Computational prediction of multidrug-resistant Acinetobacter baumannii Epitopes: A bioinformatic approach to Acinetobacter vaccine development
Computational prediction of multidrug-resistant Acinetobacter baumannii Epitopes: A bioinformatic approach to Acinetobacter vaccine development
Zahra Shokouhi,1,*
1. Microbial Technology and Products Research Center, University of Tehran, Tehran, Iran
Introduction: Acinetobacter baumannii, a Gram-negative bacterium, has become a prominent nosocomial pathogen, especially in intensive care units. Its capacity to develop resistance to multiple antibiotics, including polymyxins, has resulted in the emergence of multidrug-resistant (MDR) strains. This alarming trend underscores the urgent need for innovative therapeutic strategies, with vaccine development being a particularly promising approach.
The advent of computer-aided vaccine design presents a viable pathway for developing effective vaccines. Research indicates that several proteins are overexpressed in MDR A. baumannii, such as B Barrel Outer Membrane Protein (BAM), Porin, and Lipoproteins. These proteins play a key role in cell membrane formation, maintaining outer membrane integrity, and contributing to the bacterium’s drug resistance mechanisms. Consequently, they represent potential candidates for vaccine development.
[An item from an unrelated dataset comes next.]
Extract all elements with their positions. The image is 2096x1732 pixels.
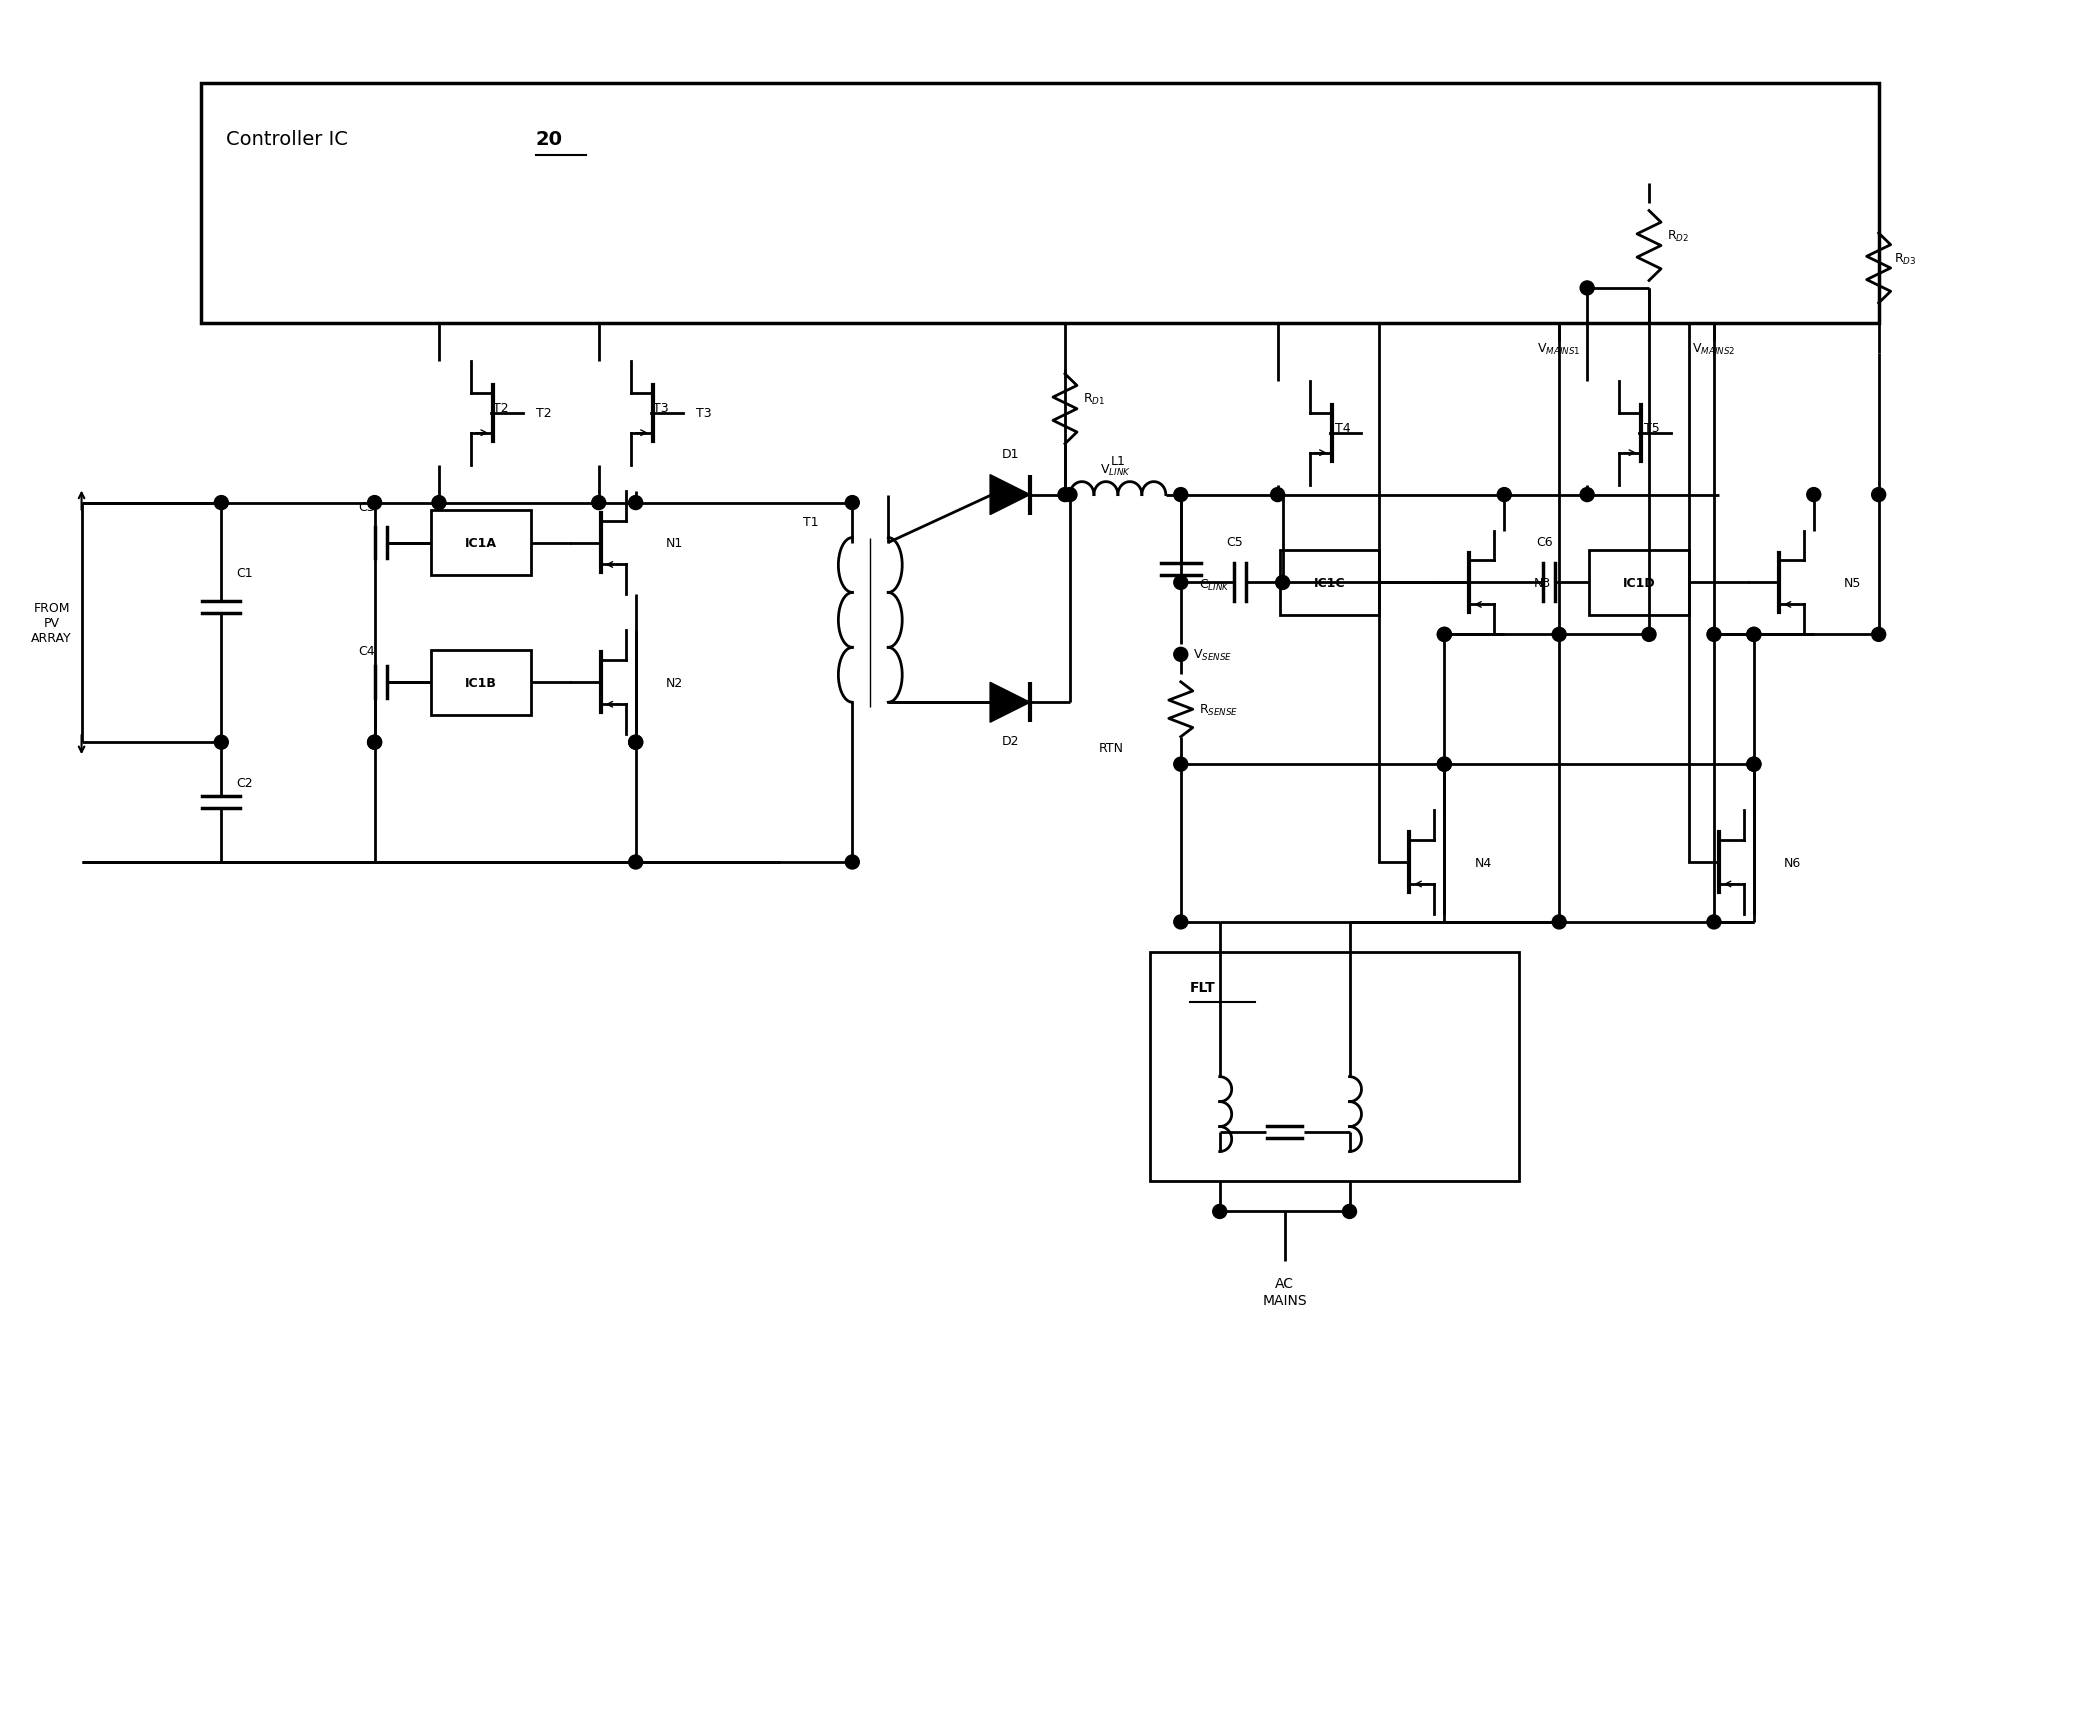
Bar bbox=[1151, 953, 1520, 1181]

In this study, epitopes were devised for these proteins using specific bioinformatics tools.
Methods: Protein sequences retrieval
The FASTA-formatted amino acid sequences of outer membrane proteins: BamD (A0A009Q2E5), Putative lipoprotein (B0VSC6), Porin subfamily protein (A0A062IZ25), and Peptidoglycan-associated lipoproteins (A0A009TK41 and A0A454ASL3) were obtained from UniProt (https://www. uniprot.org/) database. And saved for subsequent analysis.
Epitope Prediction
In this step, we aimed to predict linear B cell, Cytotoxic T lymphocyte (CTL), and Helper T lymphocyte (HTL) epitopes. To achieve this, different bioinformatics servers capable of identifying these specific types of epitopes were employed.
Prediction of B-Cell Epitopes
The prediction of linear B cell epitopes was conducted using the IEDB database (http://tools.iedb.org/bcell/). The Bepipred Linear Epitope Prediction 2.0 method was employed for this purpose.
Prediction of MHC class I binding epitopes
we utilized the IEDB web server to predict 9-mer epitopes with potential binding affinity to MHC-I molecules, employing the IEDB recommended method 2020.09 (NetMHCpan EL 4.1). A cut-off value of percentile rank<1 was set to identify high-affinity epitopes, and the reference human HLA allele set was used for prediction.
Prediction of MHC class ІІ binding epitopes
For MHC class II binding epitopes, we used the IEDB web server to identify 15-mer epitopes with potential binding affinity to MHC-II molecules, employing the NetMHCIIpan 4.1 EL prediction method. The human HLA-DR allele set was used as the MHC source species, and high-affinity epitopes were screened by adjusting the percentile rank<1 as the cut-off value.
The antigenicity and allergenicity assessment
The antigenicity of selected epitopes was predicted using VaxiJen v2.0 server (by set of 0.4 threshold). And, their allergenicity was checked by the employment of Allertop server.
Results: The top-scoring HTL and CTL alleles were predicted from MDR A. baumannii proteins using the IEDB database. Specific peptides and their corresponding length, Antigenicity score, and allergenicity nature are presented.
Conclusion: Epitope prediction is the foundational step in the design of multi-epitope vaccines. This study focused on predicting potential B-cell, CTL, and HTL epitopes using various bioinformatics servers and criteria to identify peptides with high binding affinity to human HLAs. The selected epitopes were both immunogenic and non-allergenic.